Seit Herbst 2003 ist Hans Leitner Domorganist und Domvikar am Dom Zu Unserer Lieben Frau in München.
An der Hochschule für Musik und Theater München hatte er von 2003 – 2011 einen Lehrauftrag für Liturgik und Kirchenmusikalische Praxis inne. Hans Leitner ist Herausgeber verschiedener Orgelwerke und Verfasser von Beiträgen zu musikgeschichtlichen, organologischen und theologischen Themen. Zahlreiche CD- und Fernsehaufnahmen sowie Kompositionen für Orgel, Chor- und Bläsersätze dokumentieren sein umfangreiches künstlerisches Schaffen. 2012 wurde ihm von Papst Benedikt XVI. der Titel „Monsignore“ verliehen.
Zwischen Herbst 2016 und Herbst 2018 leitete er kommissarisch die Münchner Dommusik.

Die Junge Domkantorei München besteht seit 1999 als gemischter Jugendchor am Dom Zu Unserer Lieben  Frau. Die Sängerinnen und Sänger im Alter von etwa 15 bis 25 Jahren, die vorher Mitglieder der Domsingknaben und der Mädchenkantorei waren, treffen sich zu einer Gesamtprobe pro Woche sowie zweiwöchigen Stimmproben und erhalten Einzelstimmbildung. Sowohl eigenständig als auch in Zusammenarbeit mit dem Domchor werden unter der Leitung von Benedikt Celler Konzert- und Gottesdienstprogramme der A-cappella- und der Oratorienliteratur sowie auch in kleineren Formationen Vespern gestaltet. 
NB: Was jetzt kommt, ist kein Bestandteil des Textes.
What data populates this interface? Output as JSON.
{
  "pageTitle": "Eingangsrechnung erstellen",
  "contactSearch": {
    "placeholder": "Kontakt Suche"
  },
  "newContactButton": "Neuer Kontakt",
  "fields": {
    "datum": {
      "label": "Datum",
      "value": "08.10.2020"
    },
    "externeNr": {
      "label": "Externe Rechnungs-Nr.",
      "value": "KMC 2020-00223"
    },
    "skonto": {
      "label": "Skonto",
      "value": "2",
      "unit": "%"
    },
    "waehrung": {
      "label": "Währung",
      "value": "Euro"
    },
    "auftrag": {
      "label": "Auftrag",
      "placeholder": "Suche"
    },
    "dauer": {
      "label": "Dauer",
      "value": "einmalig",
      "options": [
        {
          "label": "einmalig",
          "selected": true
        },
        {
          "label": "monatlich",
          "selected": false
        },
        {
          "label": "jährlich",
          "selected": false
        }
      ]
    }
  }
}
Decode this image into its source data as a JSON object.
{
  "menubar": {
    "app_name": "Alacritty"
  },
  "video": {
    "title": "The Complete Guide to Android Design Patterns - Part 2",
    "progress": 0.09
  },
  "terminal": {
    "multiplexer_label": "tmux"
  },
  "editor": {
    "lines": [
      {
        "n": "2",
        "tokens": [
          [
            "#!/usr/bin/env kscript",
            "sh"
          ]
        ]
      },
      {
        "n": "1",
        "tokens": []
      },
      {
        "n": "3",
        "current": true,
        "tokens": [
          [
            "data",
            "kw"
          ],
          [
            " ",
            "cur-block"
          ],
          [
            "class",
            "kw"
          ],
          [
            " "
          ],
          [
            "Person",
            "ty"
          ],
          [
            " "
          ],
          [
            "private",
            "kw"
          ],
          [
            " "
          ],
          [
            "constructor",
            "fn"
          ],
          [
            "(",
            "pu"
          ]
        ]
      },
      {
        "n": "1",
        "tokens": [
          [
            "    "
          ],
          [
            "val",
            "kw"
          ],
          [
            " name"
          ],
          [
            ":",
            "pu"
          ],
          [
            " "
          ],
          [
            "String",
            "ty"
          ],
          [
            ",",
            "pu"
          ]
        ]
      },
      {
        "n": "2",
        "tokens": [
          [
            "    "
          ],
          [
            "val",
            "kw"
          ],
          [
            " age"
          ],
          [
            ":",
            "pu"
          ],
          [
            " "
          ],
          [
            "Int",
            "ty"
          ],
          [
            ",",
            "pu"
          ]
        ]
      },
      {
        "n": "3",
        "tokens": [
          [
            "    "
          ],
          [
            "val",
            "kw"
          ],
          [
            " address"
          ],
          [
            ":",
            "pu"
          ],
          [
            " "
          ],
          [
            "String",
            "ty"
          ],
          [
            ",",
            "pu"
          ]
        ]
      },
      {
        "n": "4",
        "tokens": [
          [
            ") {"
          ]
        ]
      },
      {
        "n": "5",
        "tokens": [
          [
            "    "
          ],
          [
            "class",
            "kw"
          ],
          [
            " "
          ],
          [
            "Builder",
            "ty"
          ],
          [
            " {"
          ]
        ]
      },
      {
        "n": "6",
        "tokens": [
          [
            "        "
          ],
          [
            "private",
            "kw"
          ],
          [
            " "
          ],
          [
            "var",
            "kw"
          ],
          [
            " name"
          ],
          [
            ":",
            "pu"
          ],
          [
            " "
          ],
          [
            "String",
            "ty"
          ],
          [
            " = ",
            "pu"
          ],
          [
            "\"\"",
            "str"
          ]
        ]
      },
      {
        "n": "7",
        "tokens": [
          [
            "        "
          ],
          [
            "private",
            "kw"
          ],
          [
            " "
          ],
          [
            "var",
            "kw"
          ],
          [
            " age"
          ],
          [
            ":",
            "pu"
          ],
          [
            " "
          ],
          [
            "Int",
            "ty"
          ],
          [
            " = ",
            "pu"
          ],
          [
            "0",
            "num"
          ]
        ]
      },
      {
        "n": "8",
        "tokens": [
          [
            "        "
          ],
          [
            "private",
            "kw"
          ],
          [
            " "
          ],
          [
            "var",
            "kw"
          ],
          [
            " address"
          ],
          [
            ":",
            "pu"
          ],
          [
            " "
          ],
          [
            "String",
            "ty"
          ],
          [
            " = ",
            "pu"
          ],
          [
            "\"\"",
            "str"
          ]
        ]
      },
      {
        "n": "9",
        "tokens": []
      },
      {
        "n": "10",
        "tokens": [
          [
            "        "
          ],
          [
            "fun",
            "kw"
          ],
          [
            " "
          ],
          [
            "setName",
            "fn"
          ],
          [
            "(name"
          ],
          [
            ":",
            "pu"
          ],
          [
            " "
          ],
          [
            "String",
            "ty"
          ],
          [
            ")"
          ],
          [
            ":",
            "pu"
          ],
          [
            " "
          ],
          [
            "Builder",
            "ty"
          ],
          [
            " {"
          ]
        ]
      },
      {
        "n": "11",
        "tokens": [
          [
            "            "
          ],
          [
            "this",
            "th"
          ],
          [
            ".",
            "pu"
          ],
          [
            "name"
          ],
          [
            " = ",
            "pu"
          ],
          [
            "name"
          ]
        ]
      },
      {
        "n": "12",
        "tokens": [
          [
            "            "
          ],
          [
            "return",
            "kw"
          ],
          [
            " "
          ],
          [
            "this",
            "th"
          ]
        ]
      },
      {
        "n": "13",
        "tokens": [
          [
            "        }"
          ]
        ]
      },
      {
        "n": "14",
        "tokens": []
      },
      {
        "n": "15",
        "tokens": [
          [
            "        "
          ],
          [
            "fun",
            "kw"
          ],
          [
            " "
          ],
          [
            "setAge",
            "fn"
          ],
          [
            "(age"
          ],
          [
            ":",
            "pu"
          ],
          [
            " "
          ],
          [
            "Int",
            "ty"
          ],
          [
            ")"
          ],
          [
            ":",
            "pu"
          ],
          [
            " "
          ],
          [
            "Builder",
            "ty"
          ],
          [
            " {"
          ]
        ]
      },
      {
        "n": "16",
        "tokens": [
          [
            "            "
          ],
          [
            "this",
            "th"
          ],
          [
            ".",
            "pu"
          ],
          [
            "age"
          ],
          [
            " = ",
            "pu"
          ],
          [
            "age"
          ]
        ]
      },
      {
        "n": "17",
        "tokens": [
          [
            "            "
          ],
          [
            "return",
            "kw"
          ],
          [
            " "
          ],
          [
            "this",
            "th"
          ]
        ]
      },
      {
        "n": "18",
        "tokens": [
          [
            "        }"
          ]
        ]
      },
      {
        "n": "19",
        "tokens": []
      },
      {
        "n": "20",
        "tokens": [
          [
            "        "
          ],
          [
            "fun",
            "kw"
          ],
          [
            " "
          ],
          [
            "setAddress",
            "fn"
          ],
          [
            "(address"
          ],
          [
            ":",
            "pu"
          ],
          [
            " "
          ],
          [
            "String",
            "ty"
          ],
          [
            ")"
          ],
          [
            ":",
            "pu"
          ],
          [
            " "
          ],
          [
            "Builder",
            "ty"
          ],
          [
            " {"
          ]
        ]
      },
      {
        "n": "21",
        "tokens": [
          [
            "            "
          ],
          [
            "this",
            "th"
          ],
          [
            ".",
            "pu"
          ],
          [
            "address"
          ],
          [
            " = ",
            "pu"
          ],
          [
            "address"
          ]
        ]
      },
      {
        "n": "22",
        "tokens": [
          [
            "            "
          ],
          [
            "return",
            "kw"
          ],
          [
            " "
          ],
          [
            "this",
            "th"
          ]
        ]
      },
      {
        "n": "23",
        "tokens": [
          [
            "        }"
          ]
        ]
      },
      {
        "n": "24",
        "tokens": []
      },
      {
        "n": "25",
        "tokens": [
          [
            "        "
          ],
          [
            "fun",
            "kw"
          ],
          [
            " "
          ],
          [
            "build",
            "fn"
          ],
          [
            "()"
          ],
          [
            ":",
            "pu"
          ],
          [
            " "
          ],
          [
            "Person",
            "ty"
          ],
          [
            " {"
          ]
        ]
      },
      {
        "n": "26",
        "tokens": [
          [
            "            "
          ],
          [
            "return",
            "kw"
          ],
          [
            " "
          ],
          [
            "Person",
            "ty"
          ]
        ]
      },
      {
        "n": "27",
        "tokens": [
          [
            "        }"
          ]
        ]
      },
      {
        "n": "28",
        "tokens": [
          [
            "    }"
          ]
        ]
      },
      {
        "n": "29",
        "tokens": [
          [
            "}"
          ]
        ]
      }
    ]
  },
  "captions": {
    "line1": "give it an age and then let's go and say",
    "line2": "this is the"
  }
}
Benedikt Celler absovierte während seiner Schulzeit ein Jungstudium in Orgel bei Prof. Edgar Krapp an der Hochschule für Musik und Theater München, bevor er dort anschließend Kirchenmusik, Orgel und Chorleitung u.a. bei Prof. Bernhard Haas und Prof. Michael Gläser studierte. Seit 2016 versieht er die Stelle des Domorganisten am Freisinger Mariendom. Parallel dazu wurde Benedikt Celler als Assistent an den Münchner Dom Zu Unserer Lieben Frau berufen, wo er die Domsingknaben, die Mädchenkantorei und die Junge Domkantorei leitet und Dirigate mit den weiteren Ensembles zu seinen Aufgaben zählen.